The program has been extended without any addition to the originally approved outlay of ₹118.14 billion (~$1.66 billion) for both the residential segment (Component A) and distribution companies (Component B).
However, any savings in the Central Financial Assistance (CFA) for the residential segment or incentives to the distribution companies (DISCOMs) after achieving the prescribed target must be utilized to support additional capacity in the residential segment.
The program was launched in 2019 to help reach the 40 GW of rooftop solar capacity target by 2022. Under Phase II, 38 GW of grid-connected rooftop solar capacity was expected to be installed. According to Mercom India’s Rooftop Solar Market Report Q2 2022, India has only installed approximately 8 GW of rooftop solar. The lack of traction in rooftop installations can be attributed to the uncertainty over the net metering cap, among other reasons.

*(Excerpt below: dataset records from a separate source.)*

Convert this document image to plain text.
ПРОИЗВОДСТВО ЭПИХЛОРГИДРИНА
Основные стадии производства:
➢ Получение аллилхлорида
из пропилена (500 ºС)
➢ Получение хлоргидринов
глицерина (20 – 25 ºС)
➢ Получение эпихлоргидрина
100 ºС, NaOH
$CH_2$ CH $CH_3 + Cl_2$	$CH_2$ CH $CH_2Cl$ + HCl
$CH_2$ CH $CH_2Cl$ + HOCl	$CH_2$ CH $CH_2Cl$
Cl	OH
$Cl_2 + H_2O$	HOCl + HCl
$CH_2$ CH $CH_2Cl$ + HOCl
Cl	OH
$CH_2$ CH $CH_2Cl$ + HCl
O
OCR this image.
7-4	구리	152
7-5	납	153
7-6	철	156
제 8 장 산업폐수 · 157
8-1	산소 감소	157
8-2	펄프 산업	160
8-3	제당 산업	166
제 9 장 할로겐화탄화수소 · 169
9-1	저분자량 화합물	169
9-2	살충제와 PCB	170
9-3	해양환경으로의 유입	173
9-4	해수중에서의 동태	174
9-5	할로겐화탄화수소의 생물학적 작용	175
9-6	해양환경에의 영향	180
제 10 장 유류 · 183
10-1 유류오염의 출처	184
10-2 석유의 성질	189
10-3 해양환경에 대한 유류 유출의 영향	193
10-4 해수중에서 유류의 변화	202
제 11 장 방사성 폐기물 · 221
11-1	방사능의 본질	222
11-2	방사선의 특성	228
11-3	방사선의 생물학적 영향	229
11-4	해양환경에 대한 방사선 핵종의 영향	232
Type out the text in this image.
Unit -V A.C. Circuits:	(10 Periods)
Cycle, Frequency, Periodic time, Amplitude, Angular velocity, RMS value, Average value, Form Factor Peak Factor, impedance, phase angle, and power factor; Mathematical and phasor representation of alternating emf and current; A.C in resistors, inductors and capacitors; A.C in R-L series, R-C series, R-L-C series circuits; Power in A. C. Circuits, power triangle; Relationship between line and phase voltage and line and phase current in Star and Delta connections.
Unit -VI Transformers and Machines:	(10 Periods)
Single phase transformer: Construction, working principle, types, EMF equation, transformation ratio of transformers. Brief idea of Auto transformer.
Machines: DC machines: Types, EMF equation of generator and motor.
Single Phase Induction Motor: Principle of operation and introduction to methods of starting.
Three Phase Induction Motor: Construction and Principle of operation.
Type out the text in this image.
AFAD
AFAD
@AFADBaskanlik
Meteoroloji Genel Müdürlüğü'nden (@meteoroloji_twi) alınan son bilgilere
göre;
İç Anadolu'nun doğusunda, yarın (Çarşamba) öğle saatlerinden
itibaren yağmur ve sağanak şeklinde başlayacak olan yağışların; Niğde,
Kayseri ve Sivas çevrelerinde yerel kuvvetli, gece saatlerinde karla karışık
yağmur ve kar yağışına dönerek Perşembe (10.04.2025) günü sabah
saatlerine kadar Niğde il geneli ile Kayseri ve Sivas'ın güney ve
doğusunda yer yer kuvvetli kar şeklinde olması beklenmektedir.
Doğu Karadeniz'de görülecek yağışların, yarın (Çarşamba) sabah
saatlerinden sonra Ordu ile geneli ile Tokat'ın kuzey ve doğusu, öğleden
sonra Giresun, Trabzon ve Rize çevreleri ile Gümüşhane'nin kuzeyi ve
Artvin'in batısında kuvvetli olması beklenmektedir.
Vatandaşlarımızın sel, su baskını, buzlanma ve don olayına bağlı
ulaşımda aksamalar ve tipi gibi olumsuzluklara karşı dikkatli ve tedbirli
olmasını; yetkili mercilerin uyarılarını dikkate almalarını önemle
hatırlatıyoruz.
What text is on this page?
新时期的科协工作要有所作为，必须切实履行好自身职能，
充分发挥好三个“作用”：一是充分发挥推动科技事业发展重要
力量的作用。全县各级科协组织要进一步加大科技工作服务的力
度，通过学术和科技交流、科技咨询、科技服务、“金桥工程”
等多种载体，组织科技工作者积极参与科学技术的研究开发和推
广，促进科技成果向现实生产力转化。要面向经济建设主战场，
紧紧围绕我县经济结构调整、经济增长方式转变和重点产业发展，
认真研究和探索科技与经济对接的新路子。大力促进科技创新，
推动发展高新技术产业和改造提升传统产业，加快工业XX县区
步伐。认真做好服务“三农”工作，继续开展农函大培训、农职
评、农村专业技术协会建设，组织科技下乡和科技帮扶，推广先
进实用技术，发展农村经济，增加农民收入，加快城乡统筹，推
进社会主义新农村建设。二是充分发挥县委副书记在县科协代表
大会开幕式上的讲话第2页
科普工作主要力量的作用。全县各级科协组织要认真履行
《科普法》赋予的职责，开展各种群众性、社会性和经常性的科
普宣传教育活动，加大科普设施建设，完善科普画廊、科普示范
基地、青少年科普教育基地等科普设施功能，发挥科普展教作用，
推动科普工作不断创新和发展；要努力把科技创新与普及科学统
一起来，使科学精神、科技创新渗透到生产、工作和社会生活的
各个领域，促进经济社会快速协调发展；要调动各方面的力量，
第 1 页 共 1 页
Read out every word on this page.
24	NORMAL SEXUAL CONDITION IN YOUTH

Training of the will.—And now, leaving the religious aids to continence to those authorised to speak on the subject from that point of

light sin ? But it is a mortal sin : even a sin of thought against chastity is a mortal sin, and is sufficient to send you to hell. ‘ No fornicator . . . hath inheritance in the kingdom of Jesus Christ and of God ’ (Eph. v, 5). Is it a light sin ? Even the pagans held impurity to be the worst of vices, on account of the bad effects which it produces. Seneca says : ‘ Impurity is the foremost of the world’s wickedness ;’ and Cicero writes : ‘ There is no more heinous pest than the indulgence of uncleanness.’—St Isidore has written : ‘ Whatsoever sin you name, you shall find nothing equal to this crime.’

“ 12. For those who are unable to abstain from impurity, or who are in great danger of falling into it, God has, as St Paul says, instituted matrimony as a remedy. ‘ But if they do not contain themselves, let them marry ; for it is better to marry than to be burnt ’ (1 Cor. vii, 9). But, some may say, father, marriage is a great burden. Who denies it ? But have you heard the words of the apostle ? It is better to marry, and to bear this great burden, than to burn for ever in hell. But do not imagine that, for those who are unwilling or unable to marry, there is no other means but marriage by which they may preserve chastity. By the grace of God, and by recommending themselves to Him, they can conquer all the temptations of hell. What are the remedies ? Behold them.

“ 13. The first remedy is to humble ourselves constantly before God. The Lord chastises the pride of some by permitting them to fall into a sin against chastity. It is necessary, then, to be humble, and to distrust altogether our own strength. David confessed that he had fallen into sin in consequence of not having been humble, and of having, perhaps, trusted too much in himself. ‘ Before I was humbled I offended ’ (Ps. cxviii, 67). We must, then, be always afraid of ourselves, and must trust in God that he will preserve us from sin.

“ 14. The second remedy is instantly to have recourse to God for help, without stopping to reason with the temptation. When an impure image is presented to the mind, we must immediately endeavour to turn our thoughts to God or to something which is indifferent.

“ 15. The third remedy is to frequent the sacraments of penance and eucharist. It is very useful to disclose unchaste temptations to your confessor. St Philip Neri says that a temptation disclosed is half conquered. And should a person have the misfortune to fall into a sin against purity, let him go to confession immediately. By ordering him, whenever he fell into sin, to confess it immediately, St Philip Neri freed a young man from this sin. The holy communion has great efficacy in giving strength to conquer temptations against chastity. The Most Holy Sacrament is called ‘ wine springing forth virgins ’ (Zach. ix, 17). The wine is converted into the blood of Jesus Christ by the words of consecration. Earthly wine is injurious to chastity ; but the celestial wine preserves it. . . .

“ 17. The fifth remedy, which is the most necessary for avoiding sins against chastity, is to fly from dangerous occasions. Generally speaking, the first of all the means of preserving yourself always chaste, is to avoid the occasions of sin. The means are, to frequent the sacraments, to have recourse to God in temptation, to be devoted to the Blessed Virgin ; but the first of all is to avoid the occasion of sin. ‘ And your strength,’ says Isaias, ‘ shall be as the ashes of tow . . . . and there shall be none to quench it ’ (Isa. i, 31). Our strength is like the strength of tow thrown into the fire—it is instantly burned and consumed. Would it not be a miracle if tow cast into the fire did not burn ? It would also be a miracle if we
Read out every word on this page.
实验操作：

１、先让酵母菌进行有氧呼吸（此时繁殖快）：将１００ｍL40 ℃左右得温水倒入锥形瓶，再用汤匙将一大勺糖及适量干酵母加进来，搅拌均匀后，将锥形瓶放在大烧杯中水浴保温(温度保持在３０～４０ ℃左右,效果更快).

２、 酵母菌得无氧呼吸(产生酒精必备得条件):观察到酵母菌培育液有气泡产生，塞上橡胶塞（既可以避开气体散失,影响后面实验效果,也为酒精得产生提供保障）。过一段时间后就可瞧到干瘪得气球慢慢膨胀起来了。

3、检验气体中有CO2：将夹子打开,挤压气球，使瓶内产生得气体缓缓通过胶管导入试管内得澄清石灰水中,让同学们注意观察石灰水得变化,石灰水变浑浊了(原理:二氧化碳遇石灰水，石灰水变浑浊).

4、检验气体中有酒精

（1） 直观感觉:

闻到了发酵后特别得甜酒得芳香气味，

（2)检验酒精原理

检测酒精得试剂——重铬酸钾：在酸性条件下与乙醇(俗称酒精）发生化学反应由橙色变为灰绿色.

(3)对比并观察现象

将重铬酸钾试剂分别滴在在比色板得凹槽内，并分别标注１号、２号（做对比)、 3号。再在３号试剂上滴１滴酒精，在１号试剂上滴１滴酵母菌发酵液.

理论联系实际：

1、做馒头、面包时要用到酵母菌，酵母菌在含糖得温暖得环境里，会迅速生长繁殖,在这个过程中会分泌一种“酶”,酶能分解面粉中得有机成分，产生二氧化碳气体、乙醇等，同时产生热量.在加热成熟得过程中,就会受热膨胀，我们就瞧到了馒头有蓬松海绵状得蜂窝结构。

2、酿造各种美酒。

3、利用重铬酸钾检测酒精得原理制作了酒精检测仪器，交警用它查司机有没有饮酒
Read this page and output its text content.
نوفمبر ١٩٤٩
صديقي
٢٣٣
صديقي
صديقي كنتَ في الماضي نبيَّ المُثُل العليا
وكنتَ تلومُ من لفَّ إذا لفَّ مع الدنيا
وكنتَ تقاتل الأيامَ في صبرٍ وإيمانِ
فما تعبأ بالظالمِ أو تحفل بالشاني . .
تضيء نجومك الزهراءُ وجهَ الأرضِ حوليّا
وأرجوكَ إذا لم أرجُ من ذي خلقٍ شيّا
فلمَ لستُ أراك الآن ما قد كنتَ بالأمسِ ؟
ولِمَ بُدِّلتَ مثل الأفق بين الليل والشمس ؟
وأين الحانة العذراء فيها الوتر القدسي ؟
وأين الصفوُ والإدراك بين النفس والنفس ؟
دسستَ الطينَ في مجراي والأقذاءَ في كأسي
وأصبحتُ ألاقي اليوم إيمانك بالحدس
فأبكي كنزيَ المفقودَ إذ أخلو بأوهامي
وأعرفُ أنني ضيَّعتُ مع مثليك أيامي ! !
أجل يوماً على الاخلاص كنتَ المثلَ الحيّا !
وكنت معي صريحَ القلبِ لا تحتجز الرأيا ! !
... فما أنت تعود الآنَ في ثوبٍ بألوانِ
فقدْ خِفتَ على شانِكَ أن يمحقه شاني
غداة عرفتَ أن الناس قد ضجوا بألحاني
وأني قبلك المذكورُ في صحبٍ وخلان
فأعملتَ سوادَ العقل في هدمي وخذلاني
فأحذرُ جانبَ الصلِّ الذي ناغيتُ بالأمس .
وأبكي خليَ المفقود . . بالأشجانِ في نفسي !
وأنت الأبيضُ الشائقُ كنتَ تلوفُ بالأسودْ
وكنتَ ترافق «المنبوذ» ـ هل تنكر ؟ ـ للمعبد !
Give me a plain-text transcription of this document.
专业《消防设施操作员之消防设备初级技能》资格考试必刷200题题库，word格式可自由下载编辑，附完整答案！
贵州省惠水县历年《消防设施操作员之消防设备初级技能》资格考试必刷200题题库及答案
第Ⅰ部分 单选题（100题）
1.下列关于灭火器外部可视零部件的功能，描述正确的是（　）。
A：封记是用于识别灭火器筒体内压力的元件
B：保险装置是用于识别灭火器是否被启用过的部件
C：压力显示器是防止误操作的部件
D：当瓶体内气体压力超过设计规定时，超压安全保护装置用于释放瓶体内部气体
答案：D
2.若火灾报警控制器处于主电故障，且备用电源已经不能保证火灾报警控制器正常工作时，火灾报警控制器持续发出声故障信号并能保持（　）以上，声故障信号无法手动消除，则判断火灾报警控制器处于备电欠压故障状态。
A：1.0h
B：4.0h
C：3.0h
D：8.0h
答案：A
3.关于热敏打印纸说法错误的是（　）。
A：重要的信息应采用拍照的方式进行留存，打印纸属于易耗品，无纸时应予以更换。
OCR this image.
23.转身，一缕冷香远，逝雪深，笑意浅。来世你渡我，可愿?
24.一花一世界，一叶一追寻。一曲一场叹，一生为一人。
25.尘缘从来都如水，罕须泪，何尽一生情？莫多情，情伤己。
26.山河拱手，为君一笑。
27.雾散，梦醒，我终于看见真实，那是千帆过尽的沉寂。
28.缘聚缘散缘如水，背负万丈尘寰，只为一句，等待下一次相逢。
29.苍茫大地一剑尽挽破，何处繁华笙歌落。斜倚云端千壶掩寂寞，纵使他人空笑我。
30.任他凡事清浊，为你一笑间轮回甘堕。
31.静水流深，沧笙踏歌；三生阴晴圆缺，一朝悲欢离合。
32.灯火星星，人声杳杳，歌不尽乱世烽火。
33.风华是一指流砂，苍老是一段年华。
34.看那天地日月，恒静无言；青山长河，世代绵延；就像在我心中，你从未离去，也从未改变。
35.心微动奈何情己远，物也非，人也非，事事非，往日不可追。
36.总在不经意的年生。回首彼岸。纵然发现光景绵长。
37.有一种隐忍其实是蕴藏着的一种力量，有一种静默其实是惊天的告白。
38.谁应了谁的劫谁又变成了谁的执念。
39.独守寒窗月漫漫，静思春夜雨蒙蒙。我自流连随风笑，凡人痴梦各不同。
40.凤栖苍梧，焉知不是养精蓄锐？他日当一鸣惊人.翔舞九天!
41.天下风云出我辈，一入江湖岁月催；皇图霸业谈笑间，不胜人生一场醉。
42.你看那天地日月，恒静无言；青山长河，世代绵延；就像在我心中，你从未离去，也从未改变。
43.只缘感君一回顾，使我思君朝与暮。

The net metering mechanism has seen a series of revisions. Net metering for rooftop solar systems was capped at 1 MW until the government proposed to cut it to 10 kW in December 2020. After opposition by the industry, the government approved net metering for a capacity of up to 500 kW.
Even though the net metering policy exists in most states, implementation has been patchy. Most DISCOMs are averse to net metering as it deprives DISCOMs of the opportunity to earn more revenue from premium consumers.
Rooftop solar can help DISCOMs reduce transmission and distribution losses as power consumption, and generation are co-located. These systems are also useful for tackling daytime peak loads as the solar generation profile matches the peak loads during the day.
Recently, MNRE issued new and simplified CFA calculations for rooftop solar systems installed by residential consumers. The ministry also launched a portal to enable transparent processing of the subsidy. The subsidy calculation will now be on the capacity of the rooftop solar system instead of the earlier method based on the benchmark cost set every year for these consumers.
In February last year, MNRE issued amendments to the guidelines for the Phase II of the ‘Rooftop Solar Program.’ The implementing agency should assign 10% of the total allocated quantity to the lowest bidder. Only the grid-connected rooftop solar systems installed in the area of the DISCOM would be considered for the calculation of incentives.